Regarding symbol whitelist, I understand it as related to a single minor releases - ie: all kernels of 8.3 branch will obey it, but this can be false for kernel on, say, 8.4
Am I missing something?
I think it's a question of nuance. In broad strokes we don't break the kernel ABI as outlined by the whitelist starting with the first major release. In fact, taht whitelist grows throughout the life of the release, making the ABI more predictable. The problem you've likely experienced is that loadable kernel modules have access to symbols not included in the whitelist. Whether we're pushing new code upstream or backporting new code from upstream, we endeavor to keep symbols the same, even if they aren't on the whitelist. But if for strong technical reasons it's better to change a symbol, that will happen upstream, and if it wasn't part of our whitelist, it can happen in RHEL as well.

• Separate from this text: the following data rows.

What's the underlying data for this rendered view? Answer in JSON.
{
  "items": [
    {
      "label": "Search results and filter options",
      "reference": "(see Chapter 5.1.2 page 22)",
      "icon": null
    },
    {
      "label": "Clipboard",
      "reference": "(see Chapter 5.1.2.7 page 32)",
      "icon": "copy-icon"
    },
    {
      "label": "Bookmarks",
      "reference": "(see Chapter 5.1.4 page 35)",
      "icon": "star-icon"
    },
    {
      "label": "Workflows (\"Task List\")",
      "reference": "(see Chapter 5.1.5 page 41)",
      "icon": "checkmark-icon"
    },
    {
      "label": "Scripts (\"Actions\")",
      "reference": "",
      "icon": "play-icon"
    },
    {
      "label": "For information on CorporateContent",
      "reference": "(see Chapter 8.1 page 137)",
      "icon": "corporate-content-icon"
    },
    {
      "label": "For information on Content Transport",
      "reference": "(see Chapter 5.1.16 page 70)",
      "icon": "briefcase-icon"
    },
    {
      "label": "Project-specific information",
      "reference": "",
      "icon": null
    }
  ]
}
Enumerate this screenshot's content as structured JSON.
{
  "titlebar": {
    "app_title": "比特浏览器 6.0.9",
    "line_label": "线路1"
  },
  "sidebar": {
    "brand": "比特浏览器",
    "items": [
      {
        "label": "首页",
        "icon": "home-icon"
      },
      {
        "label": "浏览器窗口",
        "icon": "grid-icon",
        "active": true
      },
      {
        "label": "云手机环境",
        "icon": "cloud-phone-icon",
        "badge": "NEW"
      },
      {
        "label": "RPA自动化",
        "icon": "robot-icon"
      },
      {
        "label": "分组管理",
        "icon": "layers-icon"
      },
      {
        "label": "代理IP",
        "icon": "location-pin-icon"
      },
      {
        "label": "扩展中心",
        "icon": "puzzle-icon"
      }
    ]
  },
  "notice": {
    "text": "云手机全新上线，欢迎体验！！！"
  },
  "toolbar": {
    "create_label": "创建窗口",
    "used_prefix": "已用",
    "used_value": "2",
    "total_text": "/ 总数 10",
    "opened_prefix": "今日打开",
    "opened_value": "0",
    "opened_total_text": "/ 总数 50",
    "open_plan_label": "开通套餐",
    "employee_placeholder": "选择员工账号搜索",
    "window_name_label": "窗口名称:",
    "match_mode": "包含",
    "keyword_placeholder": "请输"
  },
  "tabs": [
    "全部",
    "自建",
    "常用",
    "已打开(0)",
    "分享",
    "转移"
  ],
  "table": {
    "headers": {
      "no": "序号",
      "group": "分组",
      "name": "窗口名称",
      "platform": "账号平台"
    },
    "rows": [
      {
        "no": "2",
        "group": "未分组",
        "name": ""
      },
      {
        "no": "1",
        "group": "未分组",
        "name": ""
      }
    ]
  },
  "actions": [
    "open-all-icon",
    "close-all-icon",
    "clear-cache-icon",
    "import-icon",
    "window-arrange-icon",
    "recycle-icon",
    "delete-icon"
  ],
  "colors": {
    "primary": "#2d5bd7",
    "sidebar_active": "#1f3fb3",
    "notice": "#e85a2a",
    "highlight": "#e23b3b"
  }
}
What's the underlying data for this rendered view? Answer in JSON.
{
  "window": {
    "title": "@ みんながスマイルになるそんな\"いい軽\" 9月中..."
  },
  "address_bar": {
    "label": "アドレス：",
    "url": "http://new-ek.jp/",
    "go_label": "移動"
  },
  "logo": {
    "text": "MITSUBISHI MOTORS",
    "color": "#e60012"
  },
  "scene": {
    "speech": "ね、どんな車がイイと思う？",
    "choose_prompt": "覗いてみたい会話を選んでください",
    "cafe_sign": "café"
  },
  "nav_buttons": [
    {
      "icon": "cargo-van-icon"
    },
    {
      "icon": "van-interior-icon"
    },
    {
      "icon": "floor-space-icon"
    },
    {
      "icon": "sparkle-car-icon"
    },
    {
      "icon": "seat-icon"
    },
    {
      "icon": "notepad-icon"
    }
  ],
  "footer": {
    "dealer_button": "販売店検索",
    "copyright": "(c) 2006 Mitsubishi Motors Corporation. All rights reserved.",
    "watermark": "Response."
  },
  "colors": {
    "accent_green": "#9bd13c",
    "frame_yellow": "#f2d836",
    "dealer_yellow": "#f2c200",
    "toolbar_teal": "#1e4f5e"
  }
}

Usually these changes only require minor updates in the loadable kernel modules, but for an end user this is the difference between a module loading or not loading, so the impact is glaring.
I'm not sure how things will take shape with CentOS Stream and external drivers, whether some gating activity wil elrepo will hold back kernel updates until elrepo is updated, or if a SIG will form, or some other thing. All I can say for sure is that when you have a group of people with common problems, they will create solutions, and we want those solutions for CentOS Stream. So we'll work it out, I'm just not sure how yet (kABI isn't my focus, I'm simply familiar with the dynamics because I was the overall RHEL 8 development lead).
- what/how many synchronization points are going to be with RHEL
releases?
I'm not sure I'm interpreting your question correctly, could you restate? I don't want to hit you with detailed process
information
only to find out I'm answering the wrong question!
With Stream, all is going to change constantly. We will have any "sync point" where Stream is 100% identical to a specific RHEL point release?
OK, I understand now, thanks! I don't think there will be a point where a RHEL minor release compose will be NVR identical to a CentOS Stream compose, though they will be pretty close. The reason for this is that there is a period of time where we're working on 2 RHEL releases at once: The one that is about to release, and the one that will follow. CentOS Stream, I believe, will follow the source tree of "the one that will follow." All the same fixes will be there, but CentOS Stream will also get additional fixes and features not included in the near term RHEL release.
Thank you for taking the time to reply. Regards.
I appreciate the questions! Regards,
Thank you for the clear replies. Regards.